USA TECHNOLOGIES, INC. (NASDAQ:USAT) Files An 8-K Departure of Directors or Certain Officers; Election of Directors; Appointment of Certain Officers; Compensatory Arrangements of Certain OfficersItem 5.02. Departure of Directors or Certain Officers; Election of Directors; Appointment of Certain Officers; Compensatory Arrangements of Certain Officers.
(b) Effective April 16, 2018, Mandeep Arora resigned as Chief Product Officer of USA Technologies, Inc. (the “Company”). Mr. Arora’s resignation was not a result of any disagreement with the Company, its management or Directors on any matter relating to the operations, policies or practices of the Company.
(e) On April 14, 2018, the Company and Mr. Arora entered into a Separation Agreement and Release (the “Separation Agreement”). to the Separation Agreement, Mr. Arora resigned as Chief Product Officer of the Company, effective April 16, 2018.
The Separation Agreement sets forth the severance and benefits which Mr. Arora will receive from the Company following his resignation, and replaces the severance and benefits provided for under his Employment, Non-Interference, Non-Solicitation, Non-Competition and Invention Assignment Agreement dated November 9, 2017 with the Company (the “Employment Agreement”).

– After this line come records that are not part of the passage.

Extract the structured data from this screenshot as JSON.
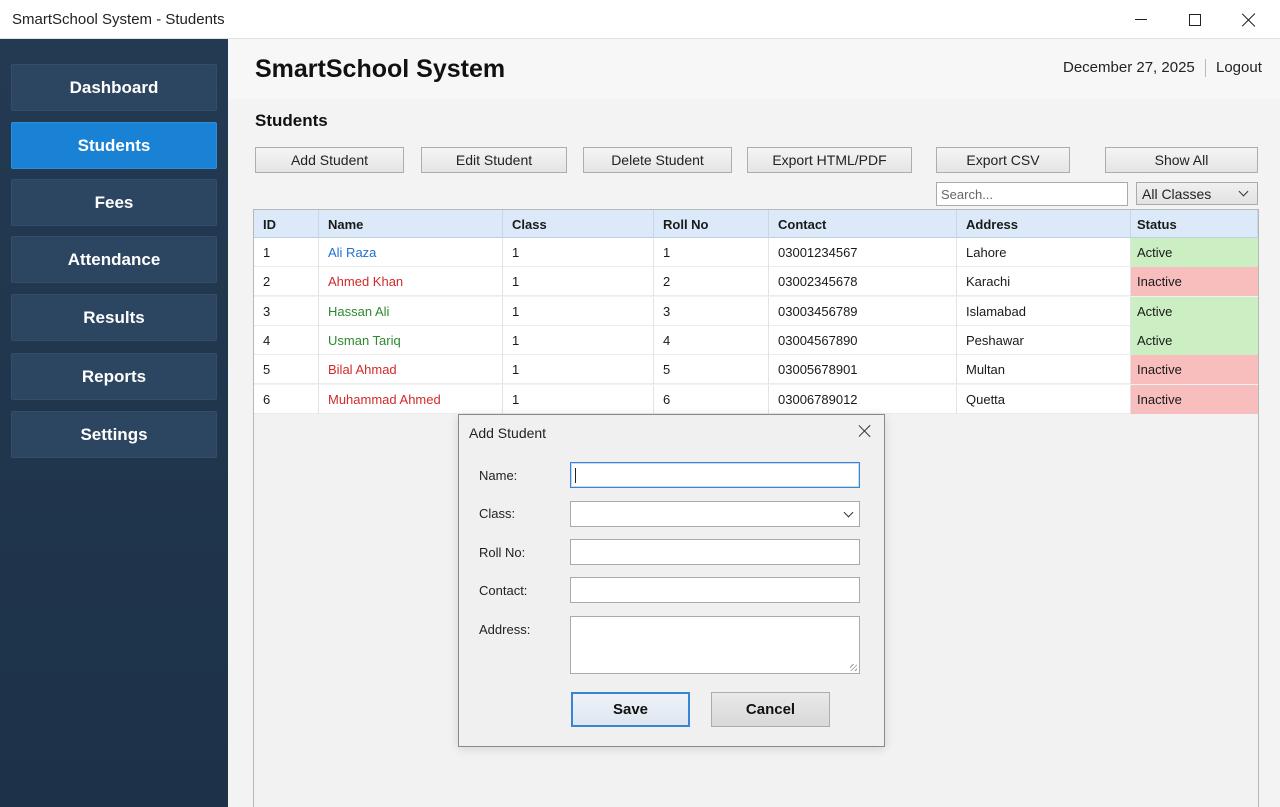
{
  "window": {
    "title": "SmartSchool System - Students"
  },
  "sidebar": {
    "items": [
      {
        "label": "Dashboard",
        "active": false
      },
      {
        "label": "Students",
        "active": true
      },
      {
        "label": "Fees",
        "active": false
      },
      {
        "label": "Attendance",
        "active": false
      },
      {
        "label": "Results",
        "active": false
      },
      {
        "label": "Reports",
        "active": false
      },
      {
        "label": "Settings",
        "active": false
      }
    ]
  },
  "header": {
    "app_title": "SmartSchool System",
    "date": "December 27, 2025",
    "logout_label": "Logout"
  },
  "page": {
    "section_title": "Students"
  },
  "toolbar": {
    "add_label": "Add Student",
    "edit_label": "Edit Student",
    "delete_label": "Delete Student",
    "export_html_label": "Export HTML/PDF",
    "export_csv_label": "Export CSV",
    "show_all_label": "Show All"
  },
  "search": {
    "placeholder": "Search..."
  },
  "filter": {
    "selected": "All Classes"
  },
  "table": {
    "columns": [
      "ID",
      "Name",
      "Class",
      "Roll No",
      "Contact",
      "Address",
      "Status"
    ],
    "rows": [
      {
        "id": "1",
        "name": "Ali Raza",
        "class": "1",
        "roll": "1",
        "contact": "03001234567",
        "address": "Lahore",
        "status": "Active"
      },
      {
        "id": "2",
        "name": "Ahmed Khan",
        "class": "1",
        "roll": "2",
        "contact": "03002345678",
        "address": "Karachi",
        "status": "Inactive"
      },
      {
        "id": "3",
        "name": "Hassan Ali",
        "class": "1",
        "roll": "3",
        "contact": "03003456789",
        "address": "Islamabad",
        "status": "Active"
      },
      {
        "id": "4",
        "name": "Usman Tariq",
        "class": "1",
        "roll": "4",
        "contact": "03004567890",
        "address": "Peshawar",
        "status": "Active"
      },
      {
        "id": "5",
        "name": "Bilal Ahmad",
        "class": "1",
        "roll": "5",
        "contact": "03005678901",
        "address": "Multan",
        "status": "Inactive"
      },
      {
        "id": "6",
        "name": "Muhammad Ahmed",
        "class": "1",
        "roll": "6",
        "contact": "03006789012",
        "address": "Quetta",
        "status": "Inactive"
      }
    ],
    "name_colors": [
      "#1f6fd1",
      "#d22a2a",
      "#2e8a2e",
      "#2e8a2e",
      "#d22a2a",
      "#d22a2a"
    ],
    "status_colors": {
      "Active": "#cbeec2",
      "Inactive": "#f8bdbd"
    }
  },
  "dialog": {
    "title": "Add Student",
    "name_label": "Name:",
    "class_label": "Class:",
    "roll_label": "Roll No:",
    "contact_label": "Contact:",
    "address_label": "Address:",
    "save_label": "Save",
    "cancel_label": "Cancel"
  },
  "colors": {
    "sidebar_bg": "#233a52",
    "nav_item_bg": "#2c4560",
    "accent": "#1a82d4",
    "header_row_bg": "#dce9f8",
    "focus_border": "#3a84d6"
  }
}
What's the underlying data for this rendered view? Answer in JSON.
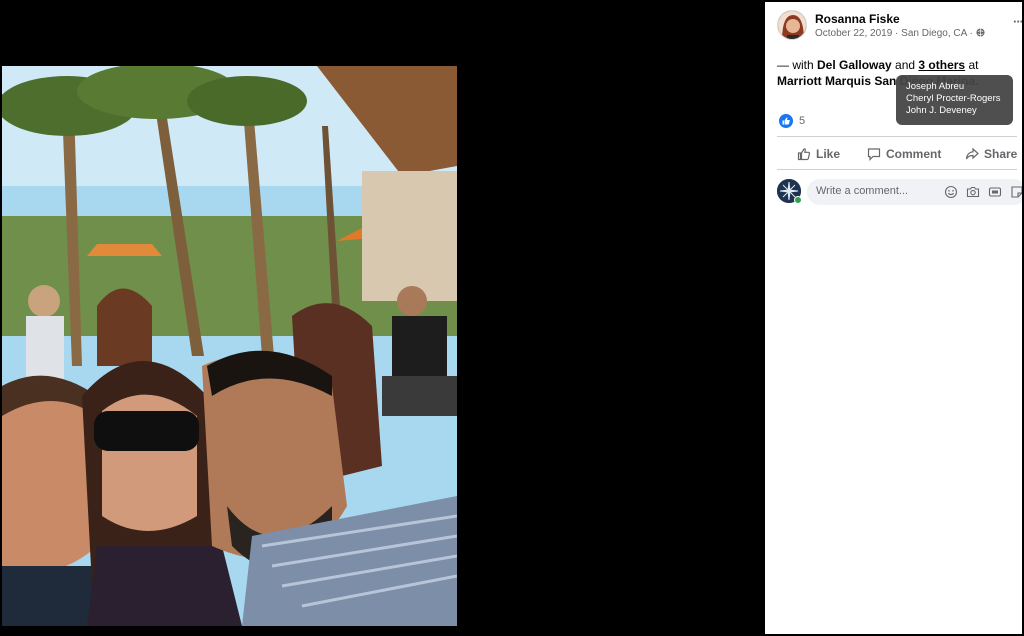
{
  "post": {
    "author": "Rosanna Fiske",
    "date": "October 22, 2019",
    "separator": " · ",
    "location": "San Diego, CA",
    "separator2": " · ",
    "more_label": "···",
    "privacy_icon": "globe-icon"
  },
  "caption": {
    "prefix": "— with ",
    "tagged": "Del Galloway",
    "and": " and ",
    "others_link": "3 others",
    "at": " at ",
    "place": "Marriott Marquis San Diego Marina."
  },
  "tooltip": {
    "names": [
      "Joseph Abreu",
      "Cheryl Procter-Rogers",
      "John J. Deveney"
    ]
  },
  "reactions": {
    "count": "5",
    "icon": "like-icon"
  },
  "actions": {
    "like": "Like",
    "comment": "Comment",
    "share": "Share"
  },
  "comment_box": {
    "placeholder": "Write a comment...",
    "icons": [
      "emoji-icon",
      "camera-icon",
      "gif-icon",
      "sticker-icon"
    ]
  },
  "colors": {
    "brand_blue": "#1877f2",
    "online_green": "#31a24c",
    "muted_text": "#65676b",
    "input_bg": "#f0f2f5"
  }
}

The Employment Agreement had been entered into between Mr. Arora and the Company at the time of, and as a condition of, the Company’s acquisition of Cantaloupe Systems, Inc. (“Cantaloupe”). Mr. Arora was a founder and, prior to the acquisition, had been the Chief Executive Officer of Cantaloupe. The Employment Agreement is attached as Exhibit 10.3 to the Company’s Quarterly Report on Form 10-Q which was filed with the Securities and Exchange Commission on February 9, 2018.

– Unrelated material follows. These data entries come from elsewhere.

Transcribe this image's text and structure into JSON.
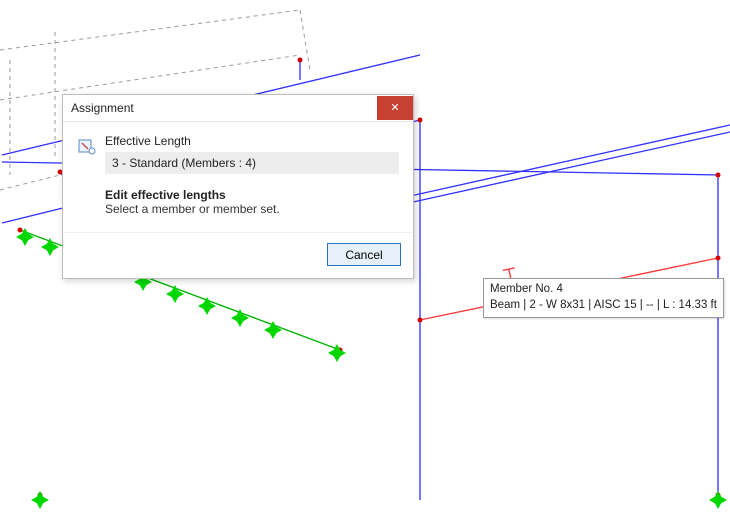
{
  "dialog": {
    "title": "Assignment",
    "section_title": "Effective Length",
    "list_item": "3 - Standard (Members : 4)",
    "instruction_bold": "Edit effective lengths",
    "instruction_sub": "Select a member or member set.",
    "cancel_label": "Cancel"
  },
  "tooltip": {
    "line1": "Member No. 4",
    "line2": "Beam | 2 - W 8x31 | AISC 15 | -- | L : 14.33 ft"
  },
  "colors": {
    "dialog_close_bg": "#c84031",
    "accent_blue": "#2a74c0",
    "beam_blue": "#3030ff",
    "beam_green": "#00b400",
    "beam_red": "#ff3b3b",
    "node_red": "#d40000",
    "support_green": "#00d600"
  }
}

The severance and benefits to be provided to Mr. Arora under the Separation Agreement include the following: (i) an amount equal to his base salary of $280,000 for a period of one year following the date of his resignation, payable on the Company’s regular payroll dates during such period; (ii) an amount of $370,000, payable in twenty-six equal consecutive payments of $14,230.77 on a bi-weekly basis, commencing on the first payroll date following the date of his resignation; (iii) group medical and dental insurance coverage for one year to Mr. Arora and his eligible dependents at no cost to Mr. Arora provided that he elects such coverage; (iv) subject to achievement of the target goals under the Company’s Fiscal Year 2018 Long-Term Stock Incentive Plan, and subject to the terms thereof, the Company will issue to Mr. Arora the number of shares of common stock which may be earned by him under the plan on a prorated basis to reflect the period of time he was employed by the Company during the fiscal year; and (v) subject to achievement of the target goals under the Company’s Fiscal Year 2018 Short-Term Cash Incentive Plan, and subject to the terms thereof, the Company will pay to Mr. Arora the cash bonus which may be earned by him under the plan on a prorated basis to reflect the period of time he was employed by the Company during the fiscal year.